クイーン「え……いや……あの……えっと……」


どうやら和はあのごみの山のことを知らなかったようだ。

なんか怒気が立ち上り始め、ちょっと恐怖すら感じる笑みを見せる。


クイーン「ほら!私頭いっぱい使うから糖分をね!?」


暁「ジュースはともかく菓子類はポテチとかの塩味系だけどな」


和「クイーン?」


クイーン「ひ、ひぃぃぃぃぃ」


…………


和「クイーンは食事が必要ないので私と一緒に食べましょうね。暁様♪」


クイーンは弁明虚しく、説教からの食事没収に石を抱いて正座する……の刑に処された。

どうやらここの食料の殆どは和が集めてきたものらしく

厳しく食事制限をしていたらしい。


特にお菓子やジュースなんかはレアで何かいいことがあったときに食べようと保管していたそうだ。

それを無断で食べたクイーンが説教されるのはもはや自業自得だった。


クイーン「ごめんなさい……マジごめんなさい……。」


和「駄目です。
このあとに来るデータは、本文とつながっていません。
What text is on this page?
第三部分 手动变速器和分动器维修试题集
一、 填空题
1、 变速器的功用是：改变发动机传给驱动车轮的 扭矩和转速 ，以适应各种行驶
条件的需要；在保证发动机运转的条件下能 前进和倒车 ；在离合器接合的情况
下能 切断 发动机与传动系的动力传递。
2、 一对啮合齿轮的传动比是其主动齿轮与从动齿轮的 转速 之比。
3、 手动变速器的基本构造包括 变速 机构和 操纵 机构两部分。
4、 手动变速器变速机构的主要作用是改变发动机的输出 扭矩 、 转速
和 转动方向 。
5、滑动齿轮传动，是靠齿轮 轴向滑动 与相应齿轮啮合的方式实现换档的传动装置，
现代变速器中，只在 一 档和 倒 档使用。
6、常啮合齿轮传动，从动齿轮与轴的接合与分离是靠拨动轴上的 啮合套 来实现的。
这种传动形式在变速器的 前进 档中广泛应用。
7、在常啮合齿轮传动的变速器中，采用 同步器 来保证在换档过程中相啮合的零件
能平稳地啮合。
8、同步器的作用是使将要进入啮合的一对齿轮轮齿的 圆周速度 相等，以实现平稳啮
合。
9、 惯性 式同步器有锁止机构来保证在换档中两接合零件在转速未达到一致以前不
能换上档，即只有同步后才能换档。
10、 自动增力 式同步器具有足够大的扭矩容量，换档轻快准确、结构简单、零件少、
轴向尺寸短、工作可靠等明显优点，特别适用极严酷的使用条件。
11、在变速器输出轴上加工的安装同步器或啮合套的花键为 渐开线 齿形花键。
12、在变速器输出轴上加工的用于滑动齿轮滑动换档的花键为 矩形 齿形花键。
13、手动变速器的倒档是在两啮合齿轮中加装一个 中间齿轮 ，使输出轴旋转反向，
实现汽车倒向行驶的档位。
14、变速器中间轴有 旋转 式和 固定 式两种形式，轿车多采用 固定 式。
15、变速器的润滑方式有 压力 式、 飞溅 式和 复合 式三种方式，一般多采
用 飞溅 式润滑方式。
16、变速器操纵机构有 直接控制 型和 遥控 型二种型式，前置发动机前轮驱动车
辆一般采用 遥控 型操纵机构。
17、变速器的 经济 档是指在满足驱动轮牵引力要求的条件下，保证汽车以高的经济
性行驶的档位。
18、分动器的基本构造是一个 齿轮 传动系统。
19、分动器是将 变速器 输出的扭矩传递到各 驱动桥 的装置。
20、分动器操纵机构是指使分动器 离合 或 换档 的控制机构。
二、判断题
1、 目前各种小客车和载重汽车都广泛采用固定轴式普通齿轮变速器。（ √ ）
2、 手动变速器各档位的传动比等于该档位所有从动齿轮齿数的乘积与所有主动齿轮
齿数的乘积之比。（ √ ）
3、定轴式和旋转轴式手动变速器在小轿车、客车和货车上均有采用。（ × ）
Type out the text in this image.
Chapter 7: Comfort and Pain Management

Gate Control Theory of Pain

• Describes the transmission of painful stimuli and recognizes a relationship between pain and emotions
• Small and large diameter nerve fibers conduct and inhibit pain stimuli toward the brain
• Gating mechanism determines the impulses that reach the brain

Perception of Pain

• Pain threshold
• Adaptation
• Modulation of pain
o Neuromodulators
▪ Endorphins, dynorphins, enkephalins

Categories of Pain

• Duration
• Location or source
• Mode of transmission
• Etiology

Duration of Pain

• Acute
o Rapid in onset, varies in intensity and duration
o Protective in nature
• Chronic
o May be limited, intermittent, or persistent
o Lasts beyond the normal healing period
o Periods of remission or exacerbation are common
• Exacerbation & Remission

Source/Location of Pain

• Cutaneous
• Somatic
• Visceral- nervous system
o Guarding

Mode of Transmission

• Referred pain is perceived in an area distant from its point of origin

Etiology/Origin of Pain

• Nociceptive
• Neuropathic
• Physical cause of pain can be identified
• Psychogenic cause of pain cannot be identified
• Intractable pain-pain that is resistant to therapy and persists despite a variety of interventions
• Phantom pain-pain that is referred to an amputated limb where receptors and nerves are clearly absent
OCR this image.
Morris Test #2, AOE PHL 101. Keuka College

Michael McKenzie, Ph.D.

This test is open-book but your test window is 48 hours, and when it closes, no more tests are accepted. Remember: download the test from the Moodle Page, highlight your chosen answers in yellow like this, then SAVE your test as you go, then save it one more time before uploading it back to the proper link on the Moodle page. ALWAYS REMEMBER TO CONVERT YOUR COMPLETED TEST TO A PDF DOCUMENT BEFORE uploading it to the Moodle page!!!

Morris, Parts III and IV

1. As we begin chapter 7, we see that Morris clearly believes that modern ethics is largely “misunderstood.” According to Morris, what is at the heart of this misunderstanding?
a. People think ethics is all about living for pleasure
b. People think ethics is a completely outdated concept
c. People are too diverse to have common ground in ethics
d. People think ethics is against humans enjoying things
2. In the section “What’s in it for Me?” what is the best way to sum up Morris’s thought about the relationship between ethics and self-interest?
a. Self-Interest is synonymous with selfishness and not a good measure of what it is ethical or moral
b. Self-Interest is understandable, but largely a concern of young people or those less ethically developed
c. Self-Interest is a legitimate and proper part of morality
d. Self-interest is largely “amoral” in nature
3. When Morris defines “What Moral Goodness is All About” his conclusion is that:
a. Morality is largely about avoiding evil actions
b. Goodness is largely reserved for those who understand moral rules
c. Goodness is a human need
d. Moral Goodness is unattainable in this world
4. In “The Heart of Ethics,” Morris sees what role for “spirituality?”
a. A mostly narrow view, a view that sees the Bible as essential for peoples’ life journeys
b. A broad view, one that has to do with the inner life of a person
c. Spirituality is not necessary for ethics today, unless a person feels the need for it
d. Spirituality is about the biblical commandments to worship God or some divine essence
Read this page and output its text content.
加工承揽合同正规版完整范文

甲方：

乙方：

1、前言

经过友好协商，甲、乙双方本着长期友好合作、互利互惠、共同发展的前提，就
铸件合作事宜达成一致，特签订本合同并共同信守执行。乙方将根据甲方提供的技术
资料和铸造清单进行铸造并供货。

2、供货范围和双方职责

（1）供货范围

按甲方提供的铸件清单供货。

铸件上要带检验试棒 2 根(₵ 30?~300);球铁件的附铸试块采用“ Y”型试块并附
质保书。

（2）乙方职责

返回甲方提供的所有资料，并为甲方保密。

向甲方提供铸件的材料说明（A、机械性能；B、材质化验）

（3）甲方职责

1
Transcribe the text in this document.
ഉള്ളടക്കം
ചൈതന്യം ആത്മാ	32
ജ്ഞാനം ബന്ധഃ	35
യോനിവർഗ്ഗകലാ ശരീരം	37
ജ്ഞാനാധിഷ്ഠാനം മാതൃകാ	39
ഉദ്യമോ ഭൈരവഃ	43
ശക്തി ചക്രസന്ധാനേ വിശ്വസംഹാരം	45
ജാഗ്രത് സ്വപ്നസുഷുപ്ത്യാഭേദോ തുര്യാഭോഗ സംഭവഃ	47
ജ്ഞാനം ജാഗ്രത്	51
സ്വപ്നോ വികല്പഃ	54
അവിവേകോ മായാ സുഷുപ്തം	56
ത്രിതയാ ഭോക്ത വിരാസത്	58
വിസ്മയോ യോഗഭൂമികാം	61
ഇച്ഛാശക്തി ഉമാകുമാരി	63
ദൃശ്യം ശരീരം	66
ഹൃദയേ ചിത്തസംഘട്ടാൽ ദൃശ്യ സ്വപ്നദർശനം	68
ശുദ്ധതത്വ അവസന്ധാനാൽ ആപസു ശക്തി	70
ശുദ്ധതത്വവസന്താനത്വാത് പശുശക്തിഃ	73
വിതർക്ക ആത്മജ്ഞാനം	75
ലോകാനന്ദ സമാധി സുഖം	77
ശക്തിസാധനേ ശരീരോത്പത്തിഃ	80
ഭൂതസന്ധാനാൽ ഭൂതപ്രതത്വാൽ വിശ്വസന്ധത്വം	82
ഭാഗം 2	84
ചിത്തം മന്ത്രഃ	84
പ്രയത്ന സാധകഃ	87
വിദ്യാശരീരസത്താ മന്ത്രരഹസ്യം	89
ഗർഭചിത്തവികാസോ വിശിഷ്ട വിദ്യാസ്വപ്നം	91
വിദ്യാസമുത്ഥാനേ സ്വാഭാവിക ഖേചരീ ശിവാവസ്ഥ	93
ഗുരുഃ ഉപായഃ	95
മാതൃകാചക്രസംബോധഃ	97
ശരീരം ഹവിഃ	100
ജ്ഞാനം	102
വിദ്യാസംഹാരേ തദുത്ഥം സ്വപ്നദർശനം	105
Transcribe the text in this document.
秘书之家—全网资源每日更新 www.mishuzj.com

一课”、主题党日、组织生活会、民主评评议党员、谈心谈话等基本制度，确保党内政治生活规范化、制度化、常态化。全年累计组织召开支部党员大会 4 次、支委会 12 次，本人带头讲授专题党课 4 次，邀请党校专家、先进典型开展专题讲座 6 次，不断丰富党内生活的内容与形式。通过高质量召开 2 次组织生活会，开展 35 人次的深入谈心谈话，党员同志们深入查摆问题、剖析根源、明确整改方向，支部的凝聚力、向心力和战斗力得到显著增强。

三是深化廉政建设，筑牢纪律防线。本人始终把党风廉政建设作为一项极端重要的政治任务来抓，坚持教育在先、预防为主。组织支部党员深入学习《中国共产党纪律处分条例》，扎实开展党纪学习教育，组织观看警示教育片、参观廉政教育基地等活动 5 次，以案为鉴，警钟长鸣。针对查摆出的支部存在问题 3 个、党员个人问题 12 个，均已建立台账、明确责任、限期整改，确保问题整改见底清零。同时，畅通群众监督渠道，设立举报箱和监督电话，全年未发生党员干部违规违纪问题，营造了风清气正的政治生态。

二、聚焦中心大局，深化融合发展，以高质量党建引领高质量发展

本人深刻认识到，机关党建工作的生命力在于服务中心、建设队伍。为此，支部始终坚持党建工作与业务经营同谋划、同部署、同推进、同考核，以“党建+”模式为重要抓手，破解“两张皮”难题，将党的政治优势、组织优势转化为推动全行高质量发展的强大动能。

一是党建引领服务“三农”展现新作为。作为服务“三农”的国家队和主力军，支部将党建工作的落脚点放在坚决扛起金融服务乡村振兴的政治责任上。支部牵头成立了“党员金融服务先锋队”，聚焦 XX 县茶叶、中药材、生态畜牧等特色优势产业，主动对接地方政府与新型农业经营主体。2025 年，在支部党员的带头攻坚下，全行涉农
反省するまで許しません。反省してもすぐには許しませんけどね♪」


クイーン「私の周りの人がみんな厳しすぎる件について……。」


暁「俺はともかく、和のは完全に自業自得だろう。」


クイーン「すみません。」


和「いっぱい反省してくださいね。」


笑顔だ。

クイーンをお仕置きしている時からそうだったがすごい笑顔で対応する和

その眩しいほどの笑顔を見て……彼女を怒らせないように心に誓った。


クイーン「しくしくしく」


和「暁様、私の料理……どうですか?」


暁「あぁ、すげぇ美味い。コールドスリープされる前に食べたことのあるものよりずっと美味いな。」


食料関係は過去とそんなに変わらないらしい。

どれも見たことがある料理だ……ただ、この状況下のサラダなのになんか新鮮な気がする。

保存方法とかが変わってるんだろうか?


和「それは良かったです。今日はお祝いなので一杯食べてくださいね♪」


暁「むぐ……お祝い?」


和「はい、滅びかけた世界を救済する貴方という人が誕生した日……お祝いしない訳にはいきません。」


暁「あ~……そうだな。」


クイーンに何度もそう言われても乗り気にはならなかったが

彼女みたいに屈託なく純粋に喜ばれると否定する事ができずに頷いてしまった。

別にクイーンをいじる意味で否定してただけだから別に問題はないんだが


なんというか、和には天然で尻に敷かれる……そんな気がした目覚めて最初の食事だった。